Do you take your work home with you?

It’s often on my mind – and there is a lot of it! I hardly move anywhere at any time without hundreds of readers’ problem emails and FB messages printed out which I read through and work on at every available moment. It’s the only way to get it all done. I’m on holiday next week but taking a few hundred in my suitcase. Luckily I regard people feeling able to share their problems with me as an amazing privilege, and still get a buzz when we hear from someone saying thank you, we have helped. (This is not the royal “we” by the way. I couldn’t manage at all without my Sun team and the back-up at This Morning)

Do you get written to by more men than women or vice versa?

Maybe slightly more women but it’s fairly even and my columns have more or less equal numbers of problems from men and women.

 

Are there some topics you find more difficult than others?

More distressing, certainly – child abuse, for example.

 

Do women and men tend to ask different types of questions?

Much more similar these days than in the past.

 

Do you get ‘trends’ of subjects and what’s been the most salient of late?

No day goes by now without me receiving problems linked to someone’s use of their phone to flirt with, sext or date people outside their relationship or view pornography.

 

What have you learned about human relationships?

They’re complicated – and crucial.

 

VIRGINA IRONSIDE

 

Who do you work for?

I am agony aunt at The Idler and the Oldie

 

How long have you been an agony aunt?

Nearly 40 years

 

How old are you?

I am 73.

 

Do you have any qualifications? Training?

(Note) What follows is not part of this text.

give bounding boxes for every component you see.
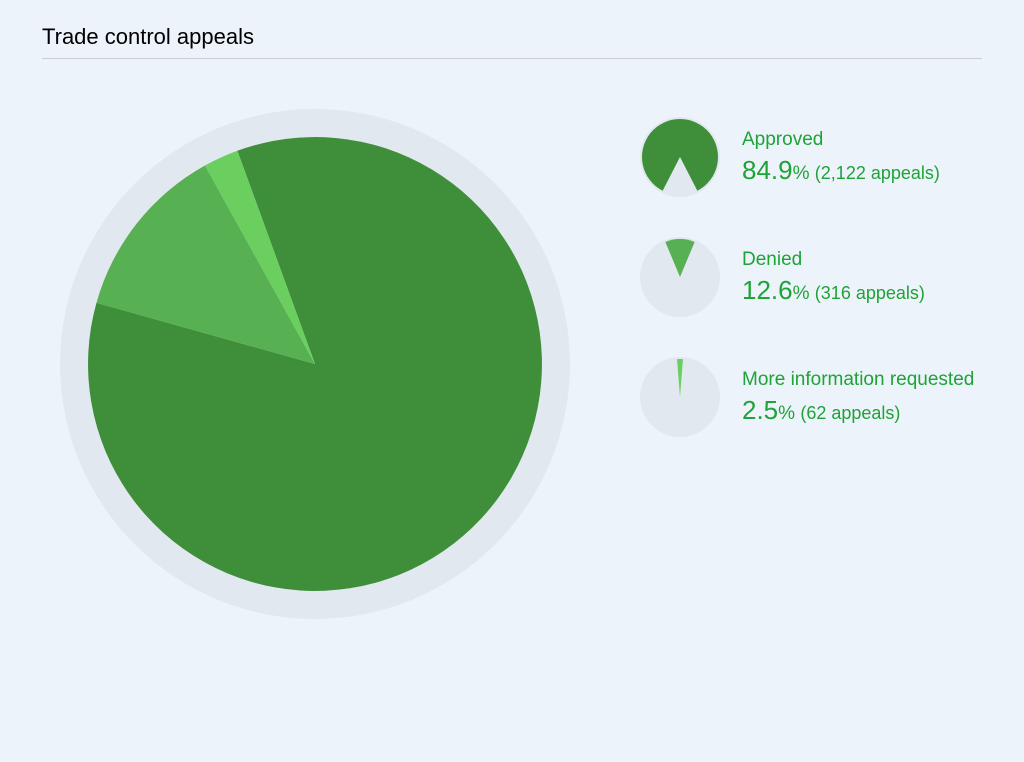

I don’t have any qualifications but I see that as a great advantage. I am really trained as a journalist which, I think, works well. Counsellors listen to people whereas I have to come up with an answer. I also know what works on a page and what questions will hold the reader’s attention. I also feel qualified because I’ve probably had more counselling than just about anyone. I have been depressed since the age of eight. I have done everything from group therapy to psychoanalytic to CBT.

 

How did you become an agony aunt?

I started out as a freelance and I was a single parent and desperate for work. I went to a lunch at Woman magazine and persuaded the editor to hire me and that was that. I felt equipped to do the job as my mother was an alcoholic and suicidal all her life and I just thought it was better to take care f people than let them kill themselves.

 

How big is your mailbag?

It varies but I feel there’s no problem I can’t shed light on.

 

What happens to the problems that don’t get printed/on air?

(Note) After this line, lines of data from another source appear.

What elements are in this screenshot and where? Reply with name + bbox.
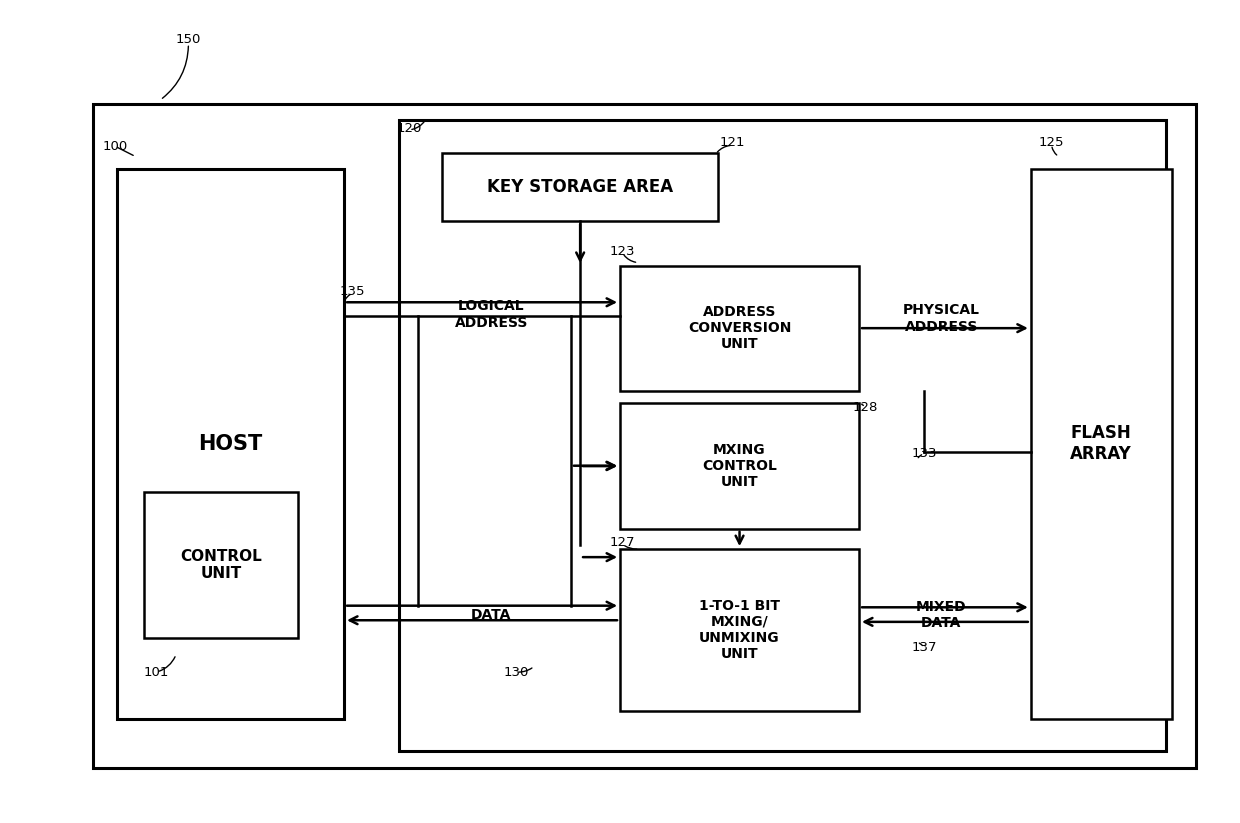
Text: 1-TO-1 BIT
MXING/
UNMIXING
UNIT: 1-TO-1 BIT MXING/ UNMIXING UNIT (699, 598, 780, 661)
Text: 100: 100 (102, 140, 128, 152)
Text: 150: 150 (176, 33, 201, 46)
Text: 127: 127 (610, 536, 635, 549)
Bar (620, 266, 859, 391)
Text: LOGICAL
ADDRESS: LOGICAL ADDRESS (455, 300, 528, 329)
Bar (118, 169, 345, 719)
Text: 123: 123 (610, 244, 635, 258)
Text: HOST: HOST (198, 434, 263, 453)
Text: CONTROL
UNIT: CONTROL UNIT (181, 549, 263, 581)
Bar (443, 152, 718, 221)
Text: PHYSICAL
ADDRESS: PHYSICAL ADDRESS (903, 304, 980, 333)
Text: 137: 137 (911, 641, 937, 654)
Bar (144, 492, 298, 638)
Text: 101: 101 (144, 666, 169, 678)
Bar (93, 104, 1197, 768)
Text: KEY STORAGE AREA: KEY STORAGE AREA (487, 178, 673, 196)
Text: FLASH
ARRAY: FLASH ARRAY (1070, 425, 1132, 463)
Bar (620, 549, 859, 711)
Text: DATA: DATA (471, 608, 511, 622)
Text: 128: 128 (853, 401, 878, 414)
Text: 125: 125 (1039, 137, 1064, 150)
Text: MIXED
DATA: MIXED DATA (916, 600, 966, 630)
Bar (399, 120, 1166, 751)
Text: MXING
CONTROL
UNIT: MXING CONTROL UNIT (702, 443, 777, 489)
Bar (1030, 169, 1172, 719)
Text: 133: 133 (911, 447, 937, 460)
Text: 121: 121 (720, 137, 745, 150)
Text: 135: 135 (340, 286, 366, 298)
Text: 120: 120 (397, 122, 422, 135)
Text: ADDRESS
CONVERSION
UNIT: ADDRESS CONVERSION UNIT (688, 305, 791, 351)
Text: 130: 130 (503, 666, 528, 678)
Bar (620, 403, 859, 529)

If I feel something needs referring on, I refer on to counsellors or psychotherapists. I answer all letters. I take them home and often write long replies.

 

Do you take your work home with you?

Yes I do. I think it is my responsibility to treat people’s problems with thought and concern so I answer them privately. I think it is my duty to reply to everyone. I am not in the business of making money from people’s misery.

 

Do you get written to by more women than men or vice versa?

I think it’s an odd crowd who write to agony aunts. I do tend to get more letters from women but men do write in.

 

Are there some topics you find more difficult than others?

Yes. I can’t deal with child abuse. It’s really horrid and I don’t like hearing about that.

 

Do women and men tend to ask different types of questions?

Women like to ask about relationships and men tend to write in about sex

 

Do you get ‘trends’ of subjects and what’s been the most salient of late?

Not really. In the past there was a lot about STDs but people are much better informed now. There’s a lot about growing older and phobias and loneliness and not so much about sex. Really, everyone is far more unhappy an confused than anyone realises and that’s not down to social media. It’s just that we all find it difficult to be truthful about our lives and we all put up a good act.

 

What have you learned about human relationships?

I couldn’t have survived without them and I am not alone in that.